Le film ne repose ni sur l’accumulation dramatique ni sur l’effet narratif. Il avance par retenue, par observation, par une attention constante portée aux gestes, aux regards, aux silences. La caméra agit comme la scène théâtrale : elle délimite un espace, resserre les possibles et oblige les personnages à se confronter à leurs propres limites. La tension naît moins de ce qui se passe que de ce qui pourrait se produire.

La censure comme matériau de réflexion

Le rapport de Bourjeily à la censure occupe une place singulière dans son parcours. Loin de la posture héroïque ou de la provocation spectaculaire, il traite la censure comme un élément structurel du contexte dans lequel il crée. Ce qui l’intéresse n’est pas tant l’interdiction elle-même que la logique qui la sous-tend, et la manière dont elle façonne les comportements, les discours et les autocensures.

Cette approche lui permet de transformer la contrainte en outil dramaturgique. La limite devient un point de départ, non un obstacle. Elle oblige à repenser les formes, à déplacer le sens, à travailler dans l’allusion plutôt que dans l’affirmation. Ce positionnement inscrit son travail dans une tradition artistique exigeante, où l’intelligence formelle prévaut sur l’effet immédiat.

Un artiste hors des catégories établies

Écrivain, metteur en scène, cinéaste, chercheur en arts performatifs, Lucien Bourjeily échappe aux classifications simples. Cette pluralité n’est pas une stratégie de visibilité, mais la conséquence directe d’un projet qui interroge avant tout la fonction de l’art. Pour lui, le choix du médium importe moins que la capacité de celui-ci à produire du sens, à ouvrir un espace de réflexion critique, à résister à la simplification.

C’est cette cohérence intellectuelle qui explique la circulation internationale de son travail, aussi bien dans les festivals que dans les institutions culturelles. Ses œuvres trouvent un écho au-delà des contextes nationaux, parce qu’elles abordent des questions fondamentales : l’autorité, la responsabilité, le consentement, la liberté.

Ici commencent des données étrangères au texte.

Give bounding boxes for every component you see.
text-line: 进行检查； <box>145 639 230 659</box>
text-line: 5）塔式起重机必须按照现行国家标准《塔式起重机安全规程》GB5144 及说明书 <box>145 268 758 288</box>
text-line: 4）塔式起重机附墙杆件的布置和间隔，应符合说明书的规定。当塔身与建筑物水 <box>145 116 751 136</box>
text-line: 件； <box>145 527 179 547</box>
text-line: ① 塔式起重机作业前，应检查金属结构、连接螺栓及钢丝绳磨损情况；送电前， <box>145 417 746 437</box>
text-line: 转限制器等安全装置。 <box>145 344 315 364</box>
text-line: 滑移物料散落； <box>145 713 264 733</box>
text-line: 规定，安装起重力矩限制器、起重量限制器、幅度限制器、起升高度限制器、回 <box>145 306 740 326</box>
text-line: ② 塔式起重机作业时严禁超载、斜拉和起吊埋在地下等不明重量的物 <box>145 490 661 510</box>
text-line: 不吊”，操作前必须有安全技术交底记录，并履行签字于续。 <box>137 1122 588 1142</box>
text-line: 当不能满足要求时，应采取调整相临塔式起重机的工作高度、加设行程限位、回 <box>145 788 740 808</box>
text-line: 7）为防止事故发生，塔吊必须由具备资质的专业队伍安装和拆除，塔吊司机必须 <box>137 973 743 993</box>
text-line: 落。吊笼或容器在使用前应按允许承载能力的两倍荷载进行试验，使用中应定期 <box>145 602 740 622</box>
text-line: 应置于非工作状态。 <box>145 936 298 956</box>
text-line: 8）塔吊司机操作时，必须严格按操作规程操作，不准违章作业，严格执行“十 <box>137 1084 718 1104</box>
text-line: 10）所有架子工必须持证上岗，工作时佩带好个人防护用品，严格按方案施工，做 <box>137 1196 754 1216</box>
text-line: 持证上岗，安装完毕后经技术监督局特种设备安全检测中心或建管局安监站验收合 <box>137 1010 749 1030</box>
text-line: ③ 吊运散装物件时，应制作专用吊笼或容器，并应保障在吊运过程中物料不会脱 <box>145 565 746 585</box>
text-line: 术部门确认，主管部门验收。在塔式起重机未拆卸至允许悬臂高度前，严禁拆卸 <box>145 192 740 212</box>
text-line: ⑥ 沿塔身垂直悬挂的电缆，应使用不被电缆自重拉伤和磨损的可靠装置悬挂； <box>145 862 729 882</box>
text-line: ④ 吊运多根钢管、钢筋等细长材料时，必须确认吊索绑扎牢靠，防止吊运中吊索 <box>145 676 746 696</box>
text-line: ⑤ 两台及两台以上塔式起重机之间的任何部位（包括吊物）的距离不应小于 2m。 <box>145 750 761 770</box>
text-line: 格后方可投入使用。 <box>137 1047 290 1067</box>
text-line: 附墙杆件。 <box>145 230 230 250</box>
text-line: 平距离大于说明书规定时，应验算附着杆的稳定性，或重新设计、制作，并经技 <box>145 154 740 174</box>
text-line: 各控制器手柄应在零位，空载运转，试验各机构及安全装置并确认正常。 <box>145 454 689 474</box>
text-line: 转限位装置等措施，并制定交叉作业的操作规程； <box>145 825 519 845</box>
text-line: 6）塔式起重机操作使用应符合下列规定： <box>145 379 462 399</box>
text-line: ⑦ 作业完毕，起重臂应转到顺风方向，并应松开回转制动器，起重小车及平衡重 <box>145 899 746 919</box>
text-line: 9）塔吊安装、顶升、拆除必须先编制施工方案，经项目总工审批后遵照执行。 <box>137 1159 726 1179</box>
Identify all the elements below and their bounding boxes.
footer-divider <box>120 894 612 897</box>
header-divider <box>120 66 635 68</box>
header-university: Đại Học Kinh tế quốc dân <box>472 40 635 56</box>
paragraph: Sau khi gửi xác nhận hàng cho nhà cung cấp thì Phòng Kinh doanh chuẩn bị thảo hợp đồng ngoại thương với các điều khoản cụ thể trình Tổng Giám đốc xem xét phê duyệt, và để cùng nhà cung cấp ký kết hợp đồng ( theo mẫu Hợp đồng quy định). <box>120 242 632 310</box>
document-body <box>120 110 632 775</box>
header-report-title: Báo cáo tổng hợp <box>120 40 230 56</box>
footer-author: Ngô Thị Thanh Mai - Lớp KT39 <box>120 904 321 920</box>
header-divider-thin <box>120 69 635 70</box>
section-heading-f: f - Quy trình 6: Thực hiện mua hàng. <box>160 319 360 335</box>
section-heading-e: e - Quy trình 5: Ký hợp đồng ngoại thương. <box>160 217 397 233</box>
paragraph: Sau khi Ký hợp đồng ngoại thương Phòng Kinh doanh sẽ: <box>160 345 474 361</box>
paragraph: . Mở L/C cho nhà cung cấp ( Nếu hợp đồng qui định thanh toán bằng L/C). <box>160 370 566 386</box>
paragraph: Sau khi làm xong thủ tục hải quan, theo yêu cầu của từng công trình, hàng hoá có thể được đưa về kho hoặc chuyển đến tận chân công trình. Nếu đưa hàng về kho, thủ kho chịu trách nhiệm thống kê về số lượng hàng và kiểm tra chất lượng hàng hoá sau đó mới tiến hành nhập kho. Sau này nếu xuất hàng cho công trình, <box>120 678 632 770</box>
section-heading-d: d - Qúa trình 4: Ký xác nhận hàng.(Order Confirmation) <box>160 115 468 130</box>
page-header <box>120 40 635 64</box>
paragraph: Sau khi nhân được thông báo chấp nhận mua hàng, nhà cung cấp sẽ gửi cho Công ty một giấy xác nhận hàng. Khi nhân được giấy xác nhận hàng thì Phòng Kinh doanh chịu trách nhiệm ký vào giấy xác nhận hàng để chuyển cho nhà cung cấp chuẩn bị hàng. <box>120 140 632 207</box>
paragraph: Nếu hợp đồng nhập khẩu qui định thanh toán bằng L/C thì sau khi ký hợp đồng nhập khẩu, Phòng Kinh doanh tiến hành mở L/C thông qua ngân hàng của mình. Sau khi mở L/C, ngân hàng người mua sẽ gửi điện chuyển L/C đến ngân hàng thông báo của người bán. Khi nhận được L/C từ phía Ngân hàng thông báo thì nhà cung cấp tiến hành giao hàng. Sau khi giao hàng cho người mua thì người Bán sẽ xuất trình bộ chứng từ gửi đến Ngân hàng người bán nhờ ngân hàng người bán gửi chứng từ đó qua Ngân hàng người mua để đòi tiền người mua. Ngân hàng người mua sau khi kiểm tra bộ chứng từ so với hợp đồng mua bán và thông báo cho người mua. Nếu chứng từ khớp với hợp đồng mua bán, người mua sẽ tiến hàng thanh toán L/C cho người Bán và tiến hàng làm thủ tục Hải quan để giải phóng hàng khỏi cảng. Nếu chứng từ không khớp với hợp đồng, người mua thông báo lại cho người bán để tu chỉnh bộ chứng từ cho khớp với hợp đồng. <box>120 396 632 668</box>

Lucien Bourjeily s’impose comme l’une des figures les plus singulières de la création contemporaine arabe. Son œuvre ne cherche ni à séduire ni à convaincre, mais à confronter. Elle ne propose pas de réponses définitives, mais construit des cadres où le doute devient un outil de connaissance. À l’heure où la production culturelle privilégie souvent la lisibilité immédiate, Bourjeily revendique la complexité, la lenteur et l’inconfort comme conditions nécessaires de toute pensée critique.